# Chapter 4. Structural Causal Models

**Structural equation modeling (SEM)** is a family of various methods scientists use in experimental and observational research. SEM is a model in which different aspects of a phenomenon are related to one another with a structure. This structure is a system of equations that implies statistical and often causal relationships between variables. 

SEMs also called **Structural Causal Models (SCM)** are important tools to relate causal and probabilistic statements.

## Graphs vs. Structural Equations

We saw in Chapter 3 that: 
- **G+** Graph is an excellent tool for communicating with subject matter experts. 
- **G+** Graph can be a helpful way to translate assumptions into a formal model. 
- **G+** Graphs are also useful to see what restrictions (if any) our model puts on the joint distribution of the observed data.

- **E+** As the model becomes more complicated, the equations get a lot more friendly to work with.
- **E+** Equations may help you resist the urge to oversimplify.


## Structural Causal/Equation Model

An **Structural Causal Model (SCM)** or **Structure Equation Model (SEM)** consists of:

1. *Endogenous variables* $X = {X_1 , ..., X_J }$ 
    - Affected by other variables in the model
    - May or may not be observed

2. *Background (exogenous) variables* $U = {U_1 , ..., U_J }$ 
    - Not affected by other factors in the model
    - Not observed
    - $U_j$ is noise or error variables and $U$ is a joint distribution over noise variables.
    - Each endogenous variable $X_j$ has an error $U_j$.

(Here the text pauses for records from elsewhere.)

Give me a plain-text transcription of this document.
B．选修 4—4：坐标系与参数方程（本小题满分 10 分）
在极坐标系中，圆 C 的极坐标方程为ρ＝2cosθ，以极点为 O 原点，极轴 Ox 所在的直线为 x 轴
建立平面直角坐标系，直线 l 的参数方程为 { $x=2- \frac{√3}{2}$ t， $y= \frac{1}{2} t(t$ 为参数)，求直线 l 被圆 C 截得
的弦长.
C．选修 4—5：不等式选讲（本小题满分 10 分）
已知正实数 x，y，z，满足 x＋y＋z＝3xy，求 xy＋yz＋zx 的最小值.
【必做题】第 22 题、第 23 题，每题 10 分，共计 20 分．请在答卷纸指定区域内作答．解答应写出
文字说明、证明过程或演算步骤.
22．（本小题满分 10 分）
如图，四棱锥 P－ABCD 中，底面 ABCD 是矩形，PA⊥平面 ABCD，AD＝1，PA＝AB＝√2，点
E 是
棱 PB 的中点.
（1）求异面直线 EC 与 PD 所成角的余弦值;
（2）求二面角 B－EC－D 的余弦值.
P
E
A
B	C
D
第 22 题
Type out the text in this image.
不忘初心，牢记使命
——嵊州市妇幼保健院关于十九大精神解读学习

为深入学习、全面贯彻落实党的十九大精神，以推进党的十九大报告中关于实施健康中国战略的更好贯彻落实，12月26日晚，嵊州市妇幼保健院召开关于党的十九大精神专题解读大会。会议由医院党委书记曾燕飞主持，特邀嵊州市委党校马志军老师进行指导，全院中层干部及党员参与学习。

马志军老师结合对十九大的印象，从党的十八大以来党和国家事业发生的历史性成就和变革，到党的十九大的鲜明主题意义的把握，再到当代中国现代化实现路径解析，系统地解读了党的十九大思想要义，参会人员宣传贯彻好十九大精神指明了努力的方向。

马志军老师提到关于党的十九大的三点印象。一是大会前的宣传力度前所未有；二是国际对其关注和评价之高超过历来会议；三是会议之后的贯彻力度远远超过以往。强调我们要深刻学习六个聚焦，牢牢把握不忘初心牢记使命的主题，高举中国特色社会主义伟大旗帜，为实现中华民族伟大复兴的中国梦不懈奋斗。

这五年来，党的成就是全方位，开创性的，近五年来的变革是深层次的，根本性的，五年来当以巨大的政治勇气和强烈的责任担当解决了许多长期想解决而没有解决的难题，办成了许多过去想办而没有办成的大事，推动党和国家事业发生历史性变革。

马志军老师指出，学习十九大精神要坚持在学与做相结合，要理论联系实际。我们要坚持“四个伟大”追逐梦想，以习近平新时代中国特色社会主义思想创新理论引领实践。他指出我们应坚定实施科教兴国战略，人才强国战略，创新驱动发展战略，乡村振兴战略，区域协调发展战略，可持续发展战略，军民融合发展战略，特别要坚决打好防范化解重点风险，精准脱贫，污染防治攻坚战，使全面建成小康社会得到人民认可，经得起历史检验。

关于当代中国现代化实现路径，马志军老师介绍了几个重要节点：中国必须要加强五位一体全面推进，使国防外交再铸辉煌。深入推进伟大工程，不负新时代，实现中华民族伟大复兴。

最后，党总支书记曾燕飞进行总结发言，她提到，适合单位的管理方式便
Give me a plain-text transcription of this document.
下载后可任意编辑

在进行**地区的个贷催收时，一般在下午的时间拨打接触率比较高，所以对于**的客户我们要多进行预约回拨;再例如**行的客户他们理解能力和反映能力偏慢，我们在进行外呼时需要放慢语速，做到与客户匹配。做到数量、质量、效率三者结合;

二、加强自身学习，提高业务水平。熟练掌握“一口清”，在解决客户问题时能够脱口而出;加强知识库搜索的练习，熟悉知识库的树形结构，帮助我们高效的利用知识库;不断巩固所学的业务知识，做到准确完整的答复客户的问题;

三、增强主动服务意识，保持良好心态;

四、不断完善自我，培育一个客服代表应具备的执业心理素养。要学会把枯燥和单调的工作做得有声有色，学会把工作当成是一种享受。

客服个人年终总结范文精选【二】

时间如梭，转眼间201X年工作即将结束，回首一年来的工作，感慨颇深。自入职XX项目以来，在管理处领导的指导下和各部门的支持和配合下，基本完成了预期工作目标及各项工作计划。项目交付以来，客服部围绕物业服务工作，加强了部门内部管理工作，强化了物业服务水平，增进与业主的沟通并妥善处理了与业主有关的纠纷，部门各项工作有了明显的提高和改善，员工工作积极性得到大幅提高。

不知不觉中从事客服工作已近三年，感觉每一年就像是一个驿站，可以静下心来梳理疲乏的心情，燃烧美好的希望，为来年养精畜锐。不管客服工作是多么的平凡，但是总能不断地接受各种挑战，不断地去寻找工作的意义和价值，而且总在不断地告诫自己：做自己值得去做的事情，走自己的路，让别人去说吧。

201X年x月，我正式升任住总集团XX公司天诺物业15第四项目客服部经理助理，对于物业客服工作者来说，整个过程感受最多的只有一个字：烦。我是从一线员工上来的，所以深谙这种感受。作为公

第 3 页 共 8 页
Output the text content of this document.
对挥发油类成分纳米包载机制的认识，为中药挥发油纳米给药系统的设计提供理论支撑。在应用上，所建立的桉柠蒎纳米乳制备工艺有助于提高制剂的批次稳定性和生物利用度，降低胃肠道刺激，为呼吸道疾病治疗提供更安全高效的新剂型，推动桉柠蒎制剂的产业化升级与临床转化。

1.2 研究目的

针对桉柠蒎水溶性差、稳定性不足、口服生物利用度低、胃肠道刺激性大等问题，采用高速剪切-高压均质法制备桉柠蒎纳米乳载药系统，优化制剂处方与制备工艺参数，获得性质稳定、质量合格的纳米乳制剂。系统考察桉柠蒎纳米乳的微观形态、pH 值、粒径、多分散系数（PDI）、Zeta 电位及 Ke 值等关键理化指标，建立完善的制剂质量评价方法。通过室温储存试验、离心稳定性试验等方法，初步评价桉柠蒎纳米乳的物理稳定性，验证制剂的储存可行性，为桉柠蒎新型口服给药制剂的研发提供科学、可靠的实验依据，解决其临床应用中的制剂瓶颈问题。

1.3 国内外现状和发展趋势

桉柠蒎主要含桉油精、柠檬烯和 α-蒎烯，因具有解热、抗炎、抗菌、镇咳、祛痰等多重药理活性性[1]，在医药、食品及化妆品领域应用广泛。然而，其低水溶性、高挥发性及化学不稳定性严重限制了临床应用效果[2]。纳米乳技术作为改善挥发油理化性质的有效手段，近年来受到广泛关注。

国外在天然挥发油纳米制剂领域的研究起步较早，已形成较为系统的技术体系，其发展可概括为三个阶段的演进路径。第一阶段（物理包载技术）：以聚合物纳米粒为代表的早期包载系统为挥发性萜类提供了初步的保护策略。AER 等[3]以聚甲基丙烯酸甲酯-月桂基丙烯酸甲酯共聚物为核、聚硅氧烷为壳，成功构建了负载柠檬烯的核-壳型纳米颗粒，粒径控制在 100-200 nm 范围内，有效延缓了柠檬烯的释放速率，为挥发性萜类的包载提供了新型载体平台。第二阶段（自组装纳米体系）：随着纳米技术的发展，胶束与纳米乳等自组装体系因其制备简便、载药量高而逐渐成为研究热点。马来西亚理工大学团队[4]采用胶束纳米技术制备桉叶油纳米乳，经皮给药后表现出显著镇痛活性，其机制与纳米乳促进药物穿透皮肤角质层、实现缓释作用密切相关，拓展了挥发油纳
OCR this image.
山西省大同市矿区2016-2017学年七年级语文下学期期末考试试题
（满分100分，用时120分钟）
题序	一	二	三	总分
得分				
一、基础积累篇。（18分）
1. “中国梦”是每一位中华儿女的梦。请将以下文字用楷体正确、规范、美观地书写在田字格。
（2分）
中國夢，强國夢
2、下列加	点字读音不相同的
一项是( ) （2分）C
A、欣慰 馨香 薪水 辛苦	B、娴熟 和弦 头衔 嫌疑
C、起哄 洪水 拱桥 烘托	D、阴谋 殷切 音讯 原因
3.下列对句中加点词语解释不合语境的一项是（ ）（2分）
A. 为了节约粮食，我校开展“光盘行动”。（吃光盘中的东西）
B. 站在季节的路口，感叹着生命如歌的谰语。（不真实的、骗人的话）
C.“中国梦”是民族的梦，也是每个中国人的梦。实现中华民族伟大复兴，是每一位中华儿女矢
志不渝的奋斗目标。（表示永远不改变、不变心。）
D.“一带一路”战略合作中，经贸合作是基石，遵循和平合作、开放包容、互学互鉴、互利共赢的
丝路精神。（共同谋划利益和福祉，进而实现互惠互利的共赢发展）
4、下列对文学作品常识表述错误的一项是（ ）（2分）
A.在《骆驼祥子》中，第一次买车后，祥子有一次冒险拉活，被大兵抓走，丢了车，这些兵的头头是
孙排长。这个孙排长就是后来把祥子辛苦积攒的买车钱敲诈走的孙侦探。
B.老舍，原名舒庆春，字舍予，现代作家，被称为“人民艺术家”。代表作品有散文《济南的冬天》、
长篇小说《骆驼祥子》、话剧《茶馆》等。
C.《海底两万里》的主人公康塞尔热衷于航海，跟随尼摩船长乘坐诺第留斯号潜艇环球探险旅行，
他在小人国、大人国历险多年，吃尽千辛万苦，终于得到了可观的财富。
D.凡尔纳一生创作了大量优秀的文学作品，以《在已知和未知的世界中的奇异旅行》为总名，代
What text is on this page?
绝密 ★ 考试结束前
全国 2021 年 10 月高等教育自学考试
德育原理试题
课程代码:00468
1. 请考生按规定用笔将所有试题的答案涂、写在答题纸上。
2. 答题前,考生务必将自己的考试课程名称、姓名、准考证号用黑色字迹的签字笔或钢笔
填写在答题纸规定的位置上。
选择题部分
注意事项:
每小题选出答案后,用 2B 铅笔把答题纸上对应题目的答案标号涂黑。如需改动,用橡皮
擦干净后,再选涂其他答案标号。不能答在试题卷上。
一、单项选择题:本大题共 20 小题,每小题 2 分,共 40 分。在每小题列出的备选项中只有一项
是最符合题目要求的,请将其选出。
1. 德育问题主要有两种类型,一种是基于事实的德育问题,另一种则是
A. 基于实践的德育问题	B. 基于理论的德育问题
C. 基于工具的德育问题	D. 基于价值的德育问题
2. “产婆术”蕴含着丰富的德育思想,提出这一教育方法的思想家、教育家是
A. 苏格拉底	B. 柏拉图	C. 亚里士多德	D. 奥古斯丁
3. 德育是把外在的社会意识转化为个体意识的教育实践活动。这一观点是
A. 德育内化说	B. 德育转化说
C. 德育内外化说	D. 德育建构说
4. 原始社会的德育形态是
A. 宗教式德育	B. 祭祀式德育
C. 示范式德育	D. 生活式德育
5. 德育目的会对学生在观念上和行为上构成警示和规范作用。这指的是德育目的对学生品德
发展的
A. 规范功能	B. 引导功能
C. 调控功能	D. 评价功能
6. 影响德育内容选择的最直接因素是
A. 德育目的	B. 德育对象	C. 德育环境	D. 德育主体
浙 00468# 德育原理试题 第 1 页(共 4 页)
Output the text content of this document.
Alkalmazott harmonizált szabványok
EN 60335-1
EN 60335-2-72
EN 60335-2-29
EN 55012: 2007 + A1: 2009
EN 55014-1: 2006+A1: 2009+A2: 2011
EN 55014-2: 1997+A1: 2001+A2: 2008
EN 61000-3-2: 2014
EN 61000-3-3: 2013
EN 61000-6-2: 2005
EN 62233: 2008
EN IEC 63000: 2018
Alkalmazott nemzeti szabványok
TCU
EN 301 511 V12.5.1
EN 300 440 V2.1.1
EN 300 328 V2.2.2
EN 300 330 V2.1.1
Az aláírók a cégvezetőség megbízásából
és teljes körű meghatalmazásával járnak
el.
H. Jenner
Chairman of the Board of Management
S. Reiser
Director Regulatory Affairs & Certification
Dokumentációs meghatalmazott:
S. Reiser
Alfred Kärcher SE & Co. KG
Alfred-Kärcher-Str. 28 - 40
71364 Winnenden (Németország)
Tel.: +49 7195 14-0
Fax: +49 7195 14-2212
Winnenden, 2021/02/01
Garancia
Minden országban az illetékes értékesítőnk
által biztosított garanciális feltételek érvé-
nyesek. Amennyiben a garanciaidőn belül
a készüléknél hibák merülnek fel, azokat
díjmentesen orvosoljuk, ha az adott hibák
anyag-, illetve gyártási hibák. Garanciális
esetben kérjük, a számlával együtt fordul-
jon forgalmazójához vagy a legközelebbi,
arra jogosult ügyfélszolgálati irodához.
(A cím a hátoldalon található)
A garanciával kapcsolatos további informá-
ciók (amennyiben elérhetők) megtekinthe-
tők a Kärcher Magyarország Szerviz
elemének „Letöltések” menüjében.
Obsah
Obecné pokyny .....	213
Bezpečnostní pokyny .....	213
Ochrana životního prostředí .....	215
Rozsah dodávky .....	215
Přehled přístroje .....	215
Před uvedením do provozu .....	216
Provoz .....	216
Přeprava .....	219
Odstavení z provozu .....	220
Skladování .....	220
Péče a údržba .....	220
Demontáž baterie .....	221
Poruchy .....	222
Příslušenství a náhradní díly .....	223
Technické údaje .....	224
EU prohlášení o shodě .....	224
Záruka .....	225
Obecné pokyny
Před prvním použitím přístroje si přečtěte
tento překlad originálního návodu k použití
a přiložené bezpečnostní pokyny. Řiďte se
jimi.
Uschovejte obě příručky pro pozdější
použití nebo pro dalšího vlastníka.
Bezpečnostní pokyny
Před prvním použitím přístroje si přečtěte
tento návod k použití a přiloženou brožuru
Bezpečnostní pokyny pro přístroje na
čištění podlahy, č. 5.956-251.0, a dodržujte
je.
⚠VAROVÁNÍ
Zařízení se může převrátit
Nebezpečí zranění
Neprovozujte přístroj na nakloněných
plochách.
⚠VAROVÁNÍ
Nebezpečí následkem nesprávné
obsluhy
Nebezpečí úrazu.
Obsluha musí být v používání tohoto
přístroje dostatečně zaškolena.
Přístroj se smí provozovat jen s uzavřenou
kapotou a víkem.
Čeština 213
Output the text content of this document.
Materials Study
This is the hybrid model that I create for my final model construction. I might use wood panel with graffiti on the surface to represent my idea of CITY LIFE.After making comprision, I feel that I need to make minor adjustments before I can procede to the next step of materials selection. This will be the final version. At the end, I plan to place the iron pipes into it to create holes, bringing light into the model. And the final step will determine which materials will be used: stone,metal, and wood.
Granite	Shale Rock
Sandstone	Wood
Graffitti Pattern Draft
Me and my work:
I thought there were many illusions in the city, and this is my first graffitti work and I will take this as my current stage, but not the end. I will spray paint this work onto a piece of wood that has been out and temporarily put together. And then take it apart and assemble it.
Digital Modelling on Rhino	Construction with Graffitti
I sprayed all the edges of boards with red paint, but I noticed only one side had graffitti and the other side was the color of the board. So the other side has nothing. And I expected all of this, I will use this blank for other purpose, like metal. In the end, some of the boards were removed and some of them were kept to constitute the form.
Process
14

3. *Functions* $F = \lbrace f_{X_1} , ... , f_{X_J} \rbrace $
    - The functions $F$ define a set of $J$ **structural equations** for each of the endogenous variables:
    $X_j = f_{X_j}(Pa(X_j),U_{X_j}), j = 1,...,J$

    $Pa(X_j) \subseteq X \backslash Xj$
    
where $Pa(X_j)$ called **parents** of $X_j$.

- We sometimes call the elements of $PA_j$ not only parents but also **direct causes** of $X_j$, 
- We call $X_j$ a **direct effect** of each of its **direct causes** $PA_j$. 



<br/><br/>

**W-A-Y Example, Make a Graph for SCM:** 

The graph $G$ of an SCM $\mathfrak{C}$ is obtained by creating one node for each $X_j$ and drawing directed edges from each parent in $PA_j$ to $X_j$. 

![img](img/ch4/Graph-SEM.png)

- Connect parents to children with a directed link.
- Each endogenous variable $X_j$ has an error $U_j$.
- Potential dependence between errors $U_j$ encoded in dashed lines/double headed errors.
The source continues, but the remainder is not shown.